The official number of recorded deaths is given as 5,573, representing nearly 3% of the area's inhabitants, with a further 1,583 injured. Other estimates of the death toll are in the range 4,000 to 6,000.

==Aftermath==

===Response===
The most affected area lay within the then Kingdom of Naples. The king, Ferdinand IV, took control of the response to this disaster. He sent Gabriele Giannocoli, a tax lawyer, to visit those areas of the countryside that has suffered the most, to evaluate the situation and to do what needed to be done.

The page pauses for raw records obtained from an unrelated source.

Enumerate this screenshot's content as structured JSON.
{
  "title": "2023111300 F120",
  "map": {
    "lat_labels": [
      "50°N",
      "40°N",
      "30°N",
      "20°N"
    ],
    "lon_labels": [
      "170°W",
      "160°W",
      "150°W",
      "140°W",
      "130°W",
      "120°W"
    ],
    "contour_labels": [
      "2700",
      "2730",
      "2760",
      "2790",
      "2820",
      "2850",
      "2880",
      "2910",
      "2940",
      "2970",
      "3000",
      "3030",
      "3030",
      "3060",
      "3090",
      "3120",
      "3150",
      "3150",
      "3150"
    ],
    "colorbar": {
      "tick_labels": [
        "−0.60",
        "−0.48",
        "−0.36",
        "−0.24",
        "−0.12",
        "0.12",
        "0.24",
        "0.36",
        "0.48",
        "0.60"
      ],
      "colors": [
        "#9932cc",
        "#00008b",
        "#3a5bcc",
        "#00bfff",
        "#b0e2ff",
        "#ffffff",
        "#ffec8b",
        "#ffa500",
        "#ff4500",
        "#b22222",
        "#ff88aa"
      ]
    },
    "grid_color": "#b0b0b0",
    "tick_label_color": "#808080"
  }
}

He was given considerable powers, together with the financial means, to allow him to carry out his task. He concentrated on visiting the most damaged areas, relying on reports from other officials in less affected parts. At his request, soldiers were sent to restore order and to prevent looting in some areas. Only properties in a dangerous state were repaired or demolished. Temporary shelters were provided for the homeless and huts for use as hospitals. Taxes were suspended by the king for all of the countryside around Molise in August.